WEbook Launches Collaborative Book-Writing Site
By Lynn Andriani -- Publishers Weekly, 4/4/2008 9:54:00 AM
A new Internet start-up is hoping to do for novel writing what American Idol did for music and what Wikipedia did for information. The online platform WEbook launches today, and will attempt to lure authors, editors and writing groups to collaboratively create written works, and vote on which ones should be published. WEbook takes community-sourced content and publishes it in a range of formats, including e-books and paperbacks. The company is backed by Greylock Partners Israel and a number of individual investors.
WEbook recruited members for its alpha testing phase in August, culling MFAs and writers who’d had some publishing success. There are now 750 members and membership is free. Within the site, there are dozens of (mostly nonfiction) subject areas where members can start writing. Members can designate their work as “private,” which allows them to keep the rights and share it only with their friends, or make it “public,” which is where WEbook makes its money: if a book garners enough votes from the WEbook community, WEbook copyedits, typesets and publishes the book, giving the author and contributors a 5% royalty on sales. President Sue Heilbronner mentioned the possibility of secondary revenue streams deriving from a marketplace to connect writers with agents.

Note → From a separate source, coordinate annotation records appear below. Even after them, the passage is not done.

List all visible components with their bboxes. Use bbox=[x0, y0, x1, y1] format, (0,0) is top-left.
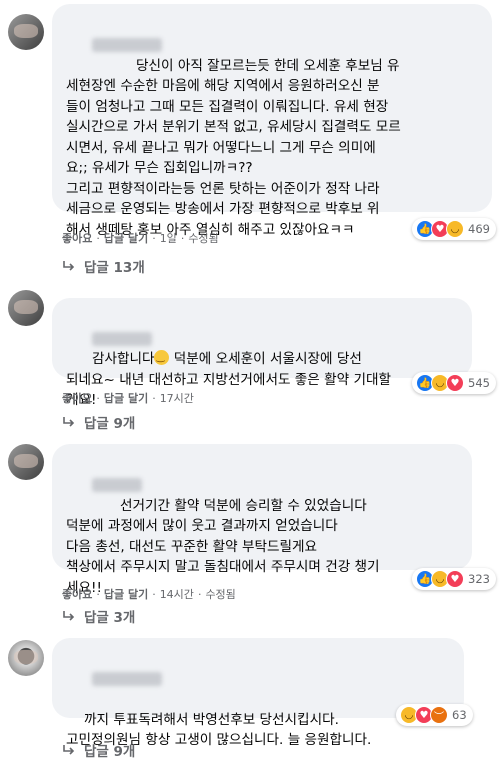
reply-arrow-icon bbox=[63, 611, 75, 621]
comment-bubble: 감사합니다 덕분에 오세훈이 서울시장에 당선 되네요~ 내년 대선하고 지방선… bbox=[52, 298, 472, 408]
reply-link[interactable]: 답글 달기 bbox=[104, 392, 148, 405]
reaction-summary[interactable]: 👍 ♥ ◡ 469 bbox=[412, 218, 496, 240]
avatar[interactable] bbox=[8, 14, 44, 50]
love-icon: ♥ bbox=[446, 570, 464, 588]
love-icon: ♥ bbox=[446, 374, 464, 392]
reply-arrow-icon bbox=[63, 417, 75, 427]
view-replies-button[interactable]: 답글 9개 bbox=[62, 740, 135, 760]
comment-text: 당신이 아직 잘모르는듯 한데 오세훈 후보님 유 세현장엔 수순한 마음에 해… bbox=[66, 57, 401, 238]
commenter-name[interactable] bbox=[91, 37, 162, 52]
like-link[interactable]: 좋아요 bbox=[62, 392, 92, 405]
reply-link[interactable]: 답글 달기 bbox=[104, 232, 148, 245]
haha-icon: ◡ bbox=[446, 220, 464, 238]
smile-emoji-icon bbox=[154, 348, 170, 369]
like-link[interactable]: 좋아요 bbox=[62, 232, 92, 245]
comment-meta: 좋아요 · 답글 달기 · 1일 · 수정됨 bbox=[62, 232, 219, 245]
timestamp[interactable]: 14시간 bbox=[160, 588, 194, 601]
reaction-count: 323 bbox=[468, 572, 490, 586]
commenter-name[interactable] bbox=[91, 671, 162, 686]
reaction-count: 545 bbox=[468, 376, 490, 390]
reaction-count: 469 bbox=[468, 222, 490, 236]
reply-arrow-icon bbox=[63, 261, 75, 271]
reply-arrow-icon bbox=[63, 745, 75, 755]
reaction-summary[interactable]: 👍 ◡ ♥ 323 bbox=[412, 568, 496, 590]
avatar[interactable] bbox=[8, 640, 44, 676]
like-link[interactable]: 좋아요 bbox=[62, 588, 92, 601]
timestamp[interactable]: 17시간 bbox=[160, 392, 194, 405]
avatar[interactable] bbox=[8, 444, 44, 480]
view-replies-button[interactable]: 답글 3개 bbox=[62, 606, 135, 626]
reaction-summary[interactable]: 👍 ◡ ♥ 545 bbox=[412, 372, 496, 394]
view-replies-button[interactable]: 답글 9개 bbox=[62, 412, 135, 432]
comment-bubble: 당신이 아직 잘모르는듯 한데 오세훈 후보님 유 세현장엔 수순한 마음에 해… bbox=[52, 4, 492, 238]
comment-text: 감사합니다 bbox=[91, 351, 155, 367]
edited-label: 수정됨 bbox=[188, 232, 219, 245]
avatar[interactable] bbox=[8, 290, 44, 326]
comment-meta: 좋아요 · 답글 달기 · 17시간 bbox=[62, 392, 194, 405]
reaction-summary[interactable]: ◡ ♥ ︶ 63 bbox=[396, 704, 473, 726]
view-replies-button[interactable]: 답글 13개 bbox=[62, 256, 145, 276]
commenter-name[interactable] bbox=[91, 477, 142, 492]
comment-bubble: 선거기간 활약 덕분에 승리할 수 있었습니다 덕분에 과정에서 많이 웃고 결… bbox=[52, 444, 472, 596]
timestamp[interactable]: 1일 bbox=[160, 232, 177, 245]
reply-link[interactable]: 답글 달기 bbox=[104, 588, 148, 601]
edited-label: 수정됨 bbox=[205, 588, 236, 601]
angry-icon: ︶ bbox=[430, 706, 448, 724]
comment-text: 선거기간 활약 덕분에 승리할 수 있었습니다 덕분에 과정에서 많이 웃고 결… bbox=[66, 497, 380, 596]
comment-meta: 좋아요 · 답글 달기 · 14시간 · 수정됨 bbox=[62, 588, 236, 601]
reaction-count: 63 bbox=[452, 708, 467, 722]
commenter-name[interactable] bbox=[91, 331, 152, 346]
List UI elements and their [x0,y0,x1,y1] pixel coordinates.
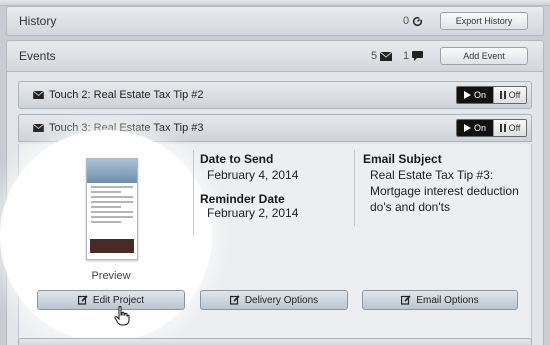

WEbook’s first book was published this month: Pandora, a thriller novel with 17 authors. The book is available in paperback for $13.99 and an e-book for $9.99 and is sold on WEbook’s site and Amazon, where it is printed as POD, via BookSurge. The first four chapters are available free via mobile phone by texting “WEbook” to 41411or by visiting the site from any web-enabled mobile device.
WEbook has 11 employees and is based in Bethesda, Md., with a development team in Mountain View, Calif.